Repository has one main infrastructure file with infrastructure code of a final solution with comments added for specific parts. You can either deploy full solution or implement it progressively as you watch video parts by commenting out parts which are not yet required.
- Latest Node JS and npm
- Latest cdk
npm install -g aws-cdk
- Python 3 with
pip3
- Take a check out of a
main
branch. - Switch to the folder infra/functions/players and run
pip3 install -r requirements.txt -t .
- Switch to the folder infra/functions/redis-sync and run
pip3 install -r requirements.txt -t .
- Go to the infra folder and run
npm install
- Go to the infra folder and run
cdk bootstrap
if using CDK for the first time in the given AWS account and region, else skip this step. - Go to the infra folder and run
cdk deploy
You can implement solution progressively by commenting out different parts of infrastructure in file infra/lib/gaming-leaderboard-stack.ts
- 1-ingestion-setup: Sets up kinesis data stream, notebook role and data generator to automatically publish gaming events to the source stream.

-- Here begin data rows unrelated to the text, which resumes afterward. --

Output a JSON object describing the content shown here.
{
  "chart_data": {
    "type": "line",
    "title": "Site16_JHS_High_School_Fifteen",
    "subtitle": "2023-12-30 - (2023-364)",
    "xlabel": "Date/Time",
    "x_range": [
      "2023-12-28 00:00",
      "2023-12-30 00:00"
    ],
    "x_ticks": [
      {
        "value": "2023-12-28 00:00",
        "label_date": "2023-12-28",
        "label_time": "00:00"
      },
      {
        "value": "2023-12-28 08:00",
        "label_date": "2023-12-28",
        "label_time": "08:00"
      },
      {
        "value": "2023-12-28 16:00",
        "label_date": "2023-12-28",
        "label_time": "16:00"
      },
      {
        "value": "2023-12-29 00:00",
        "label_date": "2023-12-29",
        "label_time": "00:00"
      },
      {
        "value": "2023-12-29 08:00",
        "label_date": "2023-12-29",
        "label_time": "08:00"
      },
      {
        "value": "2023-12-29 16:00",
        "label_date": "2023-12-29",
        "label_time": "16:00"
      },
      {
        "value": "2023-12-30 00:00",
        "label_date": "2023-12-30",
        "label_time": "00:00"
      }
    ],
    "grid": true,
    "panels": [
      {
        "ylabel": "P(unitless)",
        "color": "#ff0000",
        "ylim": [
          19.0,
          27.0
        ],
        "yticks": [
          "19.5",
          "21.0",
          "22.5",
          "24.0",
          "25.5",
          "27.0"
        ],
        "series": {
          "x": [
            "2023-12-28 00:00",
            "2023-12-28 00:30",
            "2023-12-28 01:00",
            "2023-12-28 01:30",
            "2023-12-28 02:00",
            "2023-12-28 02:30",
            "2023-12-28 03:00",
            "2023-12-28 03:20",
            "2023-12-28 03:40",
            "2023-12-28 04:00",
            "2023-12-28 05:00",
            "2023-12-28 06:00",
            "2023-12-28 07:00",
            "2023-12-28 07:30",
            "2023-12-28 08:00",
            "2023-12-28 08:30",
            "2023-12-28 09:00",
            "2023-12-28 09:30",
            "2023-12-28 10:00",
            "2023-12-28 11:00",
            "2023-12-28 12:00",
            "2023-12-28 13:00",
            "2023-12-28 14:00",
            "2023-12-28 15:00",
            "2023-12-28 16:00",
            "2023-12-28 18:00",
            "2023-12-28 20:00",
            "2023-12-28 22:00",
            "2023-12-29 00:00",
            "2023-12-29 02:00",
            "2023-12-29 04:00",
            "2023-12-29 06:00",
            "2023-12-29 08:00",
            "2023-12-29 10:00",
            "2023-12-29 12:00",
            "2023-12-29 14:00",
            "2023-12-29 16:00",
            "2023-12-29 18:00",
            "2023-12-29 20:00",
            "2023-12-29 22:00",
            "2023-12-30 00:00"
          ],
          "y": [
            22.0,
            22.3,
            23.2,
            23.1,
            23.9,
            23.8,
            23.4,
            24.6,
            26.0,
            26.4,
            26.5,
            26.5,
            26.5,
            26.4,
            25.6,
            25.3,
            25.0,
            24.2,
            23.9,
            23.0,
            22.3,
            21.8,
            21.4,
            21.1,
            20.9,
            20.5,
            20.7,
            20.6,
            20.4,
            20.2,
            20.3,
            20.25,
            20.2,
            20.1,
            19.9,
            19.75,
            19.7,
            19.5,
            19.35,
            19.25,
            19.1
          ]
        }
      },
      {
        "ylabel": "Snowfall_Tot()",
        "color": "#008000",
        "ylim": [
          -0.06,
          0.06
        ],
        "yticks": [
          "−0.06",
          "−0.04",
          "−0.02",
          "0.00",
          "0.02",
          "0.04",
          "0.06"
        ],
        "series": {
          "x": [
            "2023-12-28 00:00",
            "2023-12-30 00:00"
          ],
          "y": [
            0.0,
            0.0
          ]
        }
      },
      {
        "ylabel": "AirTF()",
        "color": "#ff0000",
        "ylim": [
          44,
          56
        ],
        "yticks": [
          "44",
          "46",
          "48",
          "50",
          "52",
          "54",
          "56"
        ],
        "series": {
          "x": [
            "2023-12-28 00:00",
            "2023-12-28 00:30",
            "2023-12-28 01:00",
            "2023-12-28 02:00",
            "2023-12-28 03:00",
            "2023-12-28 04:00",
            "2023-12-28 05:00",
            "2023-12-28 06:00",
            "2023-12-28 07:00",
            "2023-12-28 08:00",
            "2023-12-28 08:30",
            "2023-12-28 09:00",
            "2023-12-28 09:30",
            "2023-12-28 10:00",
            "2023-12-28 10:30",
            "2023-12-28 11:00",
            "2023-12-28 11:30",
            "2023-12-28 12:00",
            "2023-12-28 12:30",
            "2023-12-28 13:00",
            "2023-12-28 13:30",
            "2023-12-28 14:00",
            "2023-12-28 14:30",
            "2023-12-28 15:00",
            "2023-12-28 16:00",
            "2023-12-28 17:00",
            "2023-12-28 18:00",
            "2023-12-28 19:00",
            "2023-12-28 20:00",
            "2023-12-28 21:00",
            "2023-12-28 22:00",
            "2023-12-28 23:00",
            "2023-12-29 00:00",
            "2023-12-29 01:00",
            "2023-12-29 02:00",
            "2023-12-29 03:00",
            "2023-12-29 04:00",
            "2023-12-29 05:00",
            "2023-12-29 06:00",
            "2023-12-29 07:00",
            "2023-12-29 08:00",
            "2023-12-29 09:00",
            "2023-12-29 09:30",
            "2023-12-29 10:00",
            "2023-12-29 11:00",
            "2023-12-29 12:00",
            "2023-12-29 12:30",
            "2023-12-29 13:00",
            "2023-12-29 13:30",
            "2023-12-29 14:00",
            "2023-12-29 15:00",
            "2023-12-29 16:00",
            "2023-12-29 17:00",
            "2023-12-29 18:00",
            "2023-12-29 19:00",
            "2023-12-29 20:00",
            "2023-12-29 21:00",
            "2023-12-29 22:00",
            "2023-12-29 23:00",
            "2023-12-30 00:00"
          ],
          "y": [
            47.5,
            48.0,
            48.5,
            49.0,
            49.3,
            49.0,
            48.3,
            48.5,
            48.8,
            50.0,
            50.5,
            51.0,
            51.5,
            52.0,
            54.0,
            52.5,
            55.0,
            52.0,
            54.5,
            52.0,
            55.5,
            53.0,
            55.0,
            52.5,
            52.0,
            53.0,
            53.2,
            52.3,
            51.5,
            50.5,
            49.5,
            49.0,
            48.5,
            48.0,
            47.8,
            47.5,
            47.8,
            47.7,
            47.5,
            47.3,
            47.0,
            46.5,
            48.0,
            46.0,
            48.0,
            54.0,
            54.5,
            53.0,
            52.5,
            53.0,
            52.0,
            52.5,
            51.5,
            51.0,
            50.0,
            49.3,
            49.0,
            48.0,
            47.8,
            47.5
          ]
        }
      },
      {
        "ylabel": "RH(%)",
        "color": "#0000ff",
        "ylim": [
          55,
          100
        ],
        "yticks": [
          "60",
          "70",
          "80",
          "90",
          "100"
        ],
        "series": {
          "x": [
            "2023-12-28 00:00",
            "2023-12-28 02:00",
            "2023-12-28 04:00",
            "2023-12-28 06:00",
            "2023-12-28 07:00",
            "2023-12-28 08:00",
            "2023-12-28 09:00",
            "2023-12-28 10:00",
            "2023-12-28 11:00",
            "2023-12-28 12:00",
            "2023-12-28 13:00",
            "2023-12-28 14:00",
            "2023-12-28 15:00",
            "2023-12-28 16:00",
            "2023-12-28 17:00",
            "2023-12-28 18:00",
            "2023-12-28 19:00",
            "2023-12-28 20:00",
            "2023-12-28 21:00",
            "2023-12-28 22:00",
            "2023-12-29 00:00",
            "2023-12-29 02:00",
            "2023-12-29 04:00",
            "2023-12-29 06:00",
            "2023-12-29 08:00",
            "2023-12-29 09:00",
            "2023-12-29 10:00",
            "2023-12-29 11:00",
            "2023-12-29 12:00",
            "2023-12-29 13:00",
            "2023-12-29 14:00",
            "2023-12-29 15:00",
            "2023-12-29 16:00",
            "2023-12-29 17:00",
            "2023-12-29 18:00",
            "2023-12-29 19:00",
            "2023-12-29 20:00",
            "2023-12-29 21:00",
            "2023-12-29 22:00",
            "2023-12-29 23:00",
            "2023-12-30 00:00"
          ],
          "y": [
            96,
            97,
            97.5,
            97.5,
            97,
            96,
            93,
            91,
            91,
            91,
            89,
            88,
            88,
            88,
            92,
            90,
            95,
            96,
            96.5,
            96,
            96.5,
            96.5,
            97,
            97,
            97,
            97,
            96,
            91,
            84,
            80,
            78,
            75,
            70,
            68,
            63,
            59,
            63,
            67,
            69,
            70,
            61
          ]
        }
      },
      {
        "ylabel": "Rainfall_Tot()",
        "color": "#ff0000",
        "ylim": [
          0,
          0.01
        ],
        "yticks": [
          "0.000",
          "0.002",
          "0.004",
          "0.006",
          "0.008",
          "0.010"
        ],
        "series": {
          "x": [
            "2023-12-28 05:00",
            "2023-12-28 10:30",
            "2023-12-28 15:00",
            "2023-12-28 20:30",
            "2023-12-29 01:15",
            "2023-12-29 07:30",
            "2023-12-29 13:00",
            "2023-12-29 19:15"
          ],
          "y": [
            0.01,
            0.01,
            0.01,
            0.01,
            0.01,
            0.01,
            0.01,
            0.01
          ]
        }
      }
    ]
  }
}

- 1-ingestion-answer: Sets up Amazon Managed Service for Apache Flink Studio (Flink Zeppelin Notebook) application. Adds challenge answer in answers.zpln notebook.
- 2-cdc-enrichment-setup: Adds setup of MySQL database, data generator for MySQL, Connectivity between studio notebook and MySQL.
- 2-cdc-enrichment-answer adds challenge answer in answers.zpln notebook.
- 3-process-store-visualize-setup: Adds new kinesis data stream to receive Redis queries, Lambda to execute those to Amazon MemoryDB and Grafana installed on EC2 for visualization.
- 4-dynamic-config-setup: Adds new kinesis data stream and Lambda to publish config updates to Amazon Managed Service for Apache Flink.
- 5-archive-and-replay-setup: Adds two new Amazon Managed Service for Apache Flink applications. One to store data to S3 and one to replay.